Your arguments are sound, but I’m absolutely not convinced they’re the actual reasons why states are opposed to secession. I’m pretty sure that misguided nationalism (we’re not going to let go our god-given right to rule this piece of land) is the main motive.

I guess this depends how you define “ethnic” vs. “cultural”. A certain percentage ( now a minority ) are certainly linguistically distinct. As a group they also have a pecularially large incidence of Rh- and a pecularially small incidence of B/AB blood types. Whether that all adds up to ethnicity, I’ll leave to someone else :).

But I will add - Brittany for the Bretons!!! :stuck_out_tongue:

I hate to say “slippery slope”, but the Basques are only the most militant and violent of a number of groups that may then be motivated towards independence. Spain may not lose much if it gives up the Basque lands, but what about Catalonia?

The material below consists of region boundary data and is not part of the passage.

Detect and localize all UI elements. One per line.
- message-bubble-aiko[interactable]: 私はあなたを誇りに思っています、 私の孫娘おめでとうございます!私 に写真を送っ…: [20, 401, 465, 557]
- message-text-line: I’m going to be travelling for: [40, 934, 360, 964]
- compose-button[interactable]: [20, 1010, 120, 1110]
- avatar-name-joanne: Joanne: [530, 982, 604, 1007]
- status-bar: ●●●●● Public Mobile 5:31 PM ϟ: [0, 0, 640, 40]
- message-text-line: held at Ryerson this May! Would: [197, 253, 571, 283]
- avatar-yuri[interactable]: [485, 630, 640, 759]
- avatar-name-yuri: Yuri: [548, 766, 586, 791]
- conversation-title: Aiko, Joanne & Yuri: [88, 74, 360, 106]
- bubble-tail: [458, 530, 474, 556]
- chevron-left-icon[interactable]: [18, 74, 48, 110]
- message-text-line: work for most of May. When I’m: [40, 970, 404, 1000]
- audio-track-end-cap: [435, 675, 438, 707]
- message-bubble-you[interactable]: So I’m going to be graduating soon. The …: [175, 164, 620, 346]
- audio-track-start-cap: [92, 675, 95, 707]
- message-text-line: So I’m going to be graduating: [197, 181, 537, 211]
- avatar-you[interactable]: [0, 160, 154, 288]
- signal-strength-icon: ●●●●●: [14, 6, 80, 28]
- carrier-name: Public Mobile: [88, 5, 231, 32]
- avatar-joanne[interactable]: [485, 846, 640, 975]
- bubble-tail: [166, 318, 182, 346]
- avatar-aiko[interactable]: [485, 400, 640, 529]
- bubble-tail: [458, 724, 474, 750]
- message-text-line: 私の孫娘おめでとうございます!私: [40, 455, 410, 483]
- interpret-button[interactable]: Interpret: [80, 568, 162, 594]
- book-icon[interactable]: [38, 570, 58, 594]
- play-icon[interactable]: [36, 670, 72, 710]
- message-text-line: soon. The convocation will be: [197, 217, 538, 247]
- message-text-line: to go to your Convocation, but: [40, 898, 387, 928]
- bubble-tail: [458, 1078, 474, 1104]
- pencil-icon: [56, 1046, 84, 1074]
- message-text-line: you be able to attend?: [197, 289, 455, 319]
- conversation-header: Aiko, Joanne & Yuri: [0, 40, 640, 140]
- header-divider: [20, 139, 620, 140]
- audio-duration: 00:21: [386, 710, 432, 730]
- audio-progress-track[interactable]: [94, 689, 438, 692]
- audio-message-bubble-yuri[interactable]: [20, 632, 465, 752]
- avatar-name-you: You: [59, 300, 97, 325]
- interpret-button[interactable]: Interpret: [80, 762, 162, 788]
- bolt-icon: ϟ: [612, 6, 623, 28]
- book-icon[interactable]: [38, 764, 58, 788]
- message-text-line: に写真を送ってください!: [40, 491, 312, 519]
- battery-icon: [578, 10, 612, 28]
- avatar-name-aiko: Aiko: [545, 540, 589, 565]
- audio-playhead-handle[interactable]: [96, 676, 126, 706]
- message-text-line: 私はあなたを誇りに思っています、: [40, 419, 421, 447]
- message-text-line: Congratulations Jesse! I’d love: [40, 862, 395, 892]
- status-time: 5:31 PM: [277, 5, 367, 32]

Now that Kosovo has established a precident, I think we’ll see more of this thing. If the UN let’s Kosovo in then it’s pretty much a fact that as long as the minority group has some kind of “autonomous” status then if they vote to break away it’s OK.

One of the reasons saner European statesmen block Georgian and Ukrainian NATO membership is that they still have massive unresolved ethnic conflicts. NATO isn’t there to allow one ethnic group to settle scores with its enemies without interference.

Ukraine in particular is split between western leaning and ethnic russians vehemently opposed to NATO membership. No way we should admit them until that issue is resolved.

Ditto with Georgia although hopefully once they are shorn of the provinces who don’t want to be part of Georgia they can be admitted.